Viewing digital images in 3D, whether it be in a theater or with something like a VR headset, operate on the same principles of separating what the left eye sees from what the right eye sees. Coincidentally, both those cases also have something in common: the need to use some eyepiece or, worse, headgear, to experience "true" 3D visuals. Glasses-free 3D has been a holy grail, especially in the entertainment industry, where solutions like that found on the Nintendo 3DS are too expensive to put on a giant screen. Luckily, researchers from MIT are working on such a solution and are calling it, what else, "Cinema 3D".

At its core, Cinema 3D works the same way as the Nintendo 3DS and some glasses-free 3D TVs, utilizing a technique known as parallax barrier. This puts slits in front of the image source, usually an LCD, that splits light and images so that one eye only sees one specific set of pixels or images while the other eye receivers a different set. This creates a parallax effect which ultimately replicates seeing in 3D.

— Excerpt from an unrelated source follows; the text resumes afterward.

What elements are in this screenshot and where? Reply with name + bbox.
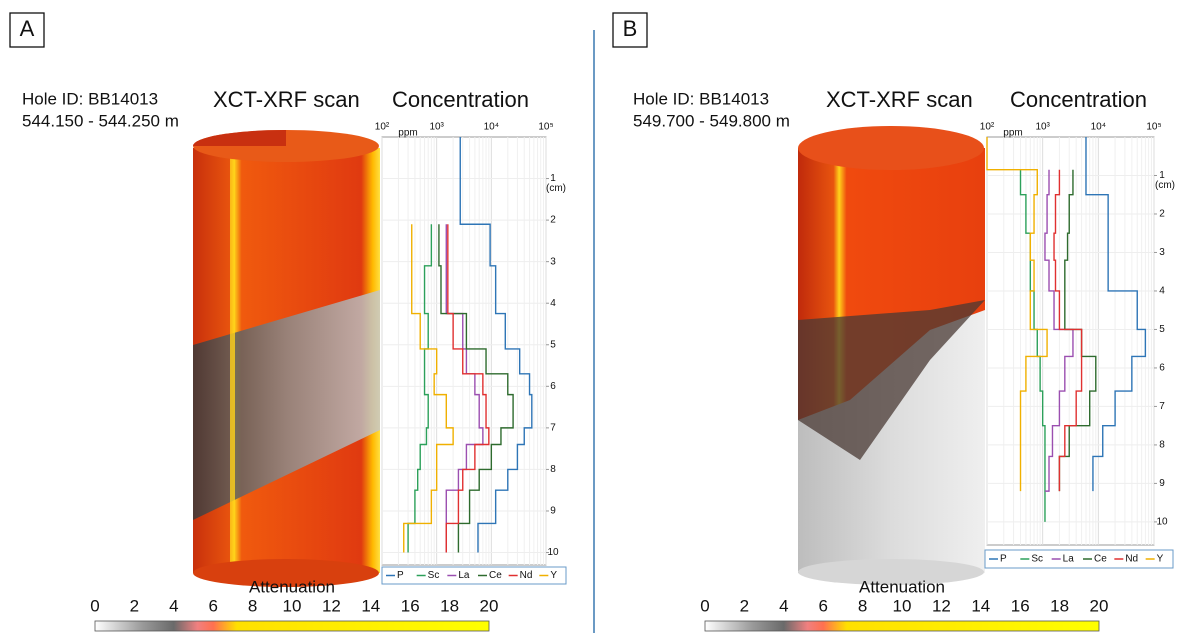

The problem with parallax barriers is that they don't scale well to larger screens, particular the sizes seen in cinemas. Cinemas are particularly problematic because each viewer is seated at a different angle from the screen, making parallax barriers rather ineffective. Ironically, it is also that very layout of the cinema that has given researchers at MIT's Computer Science and Artificial Intelligence Lab (CSAIL) the idea for a solution. In essence, because viewers are ultimately confined to their seats, they have very limited head movement range. So, unlike on a 3D TV or Nintendo 3DS, a screen can have multiple parallax barriers showing only a narrow range of images, so that each viewer basically gets his or her own barrier for their specific viewing angle.

That seems to work well on paper, but Cinema 3D is far from fulfilling the glasses-free 3D dream just yet. The prototype at the moment is no larger than a pad of paper but already makes use of 50 sets of mirrors and lenses. The researchers, however, are confident that a larger version will be just a feasible and affordable.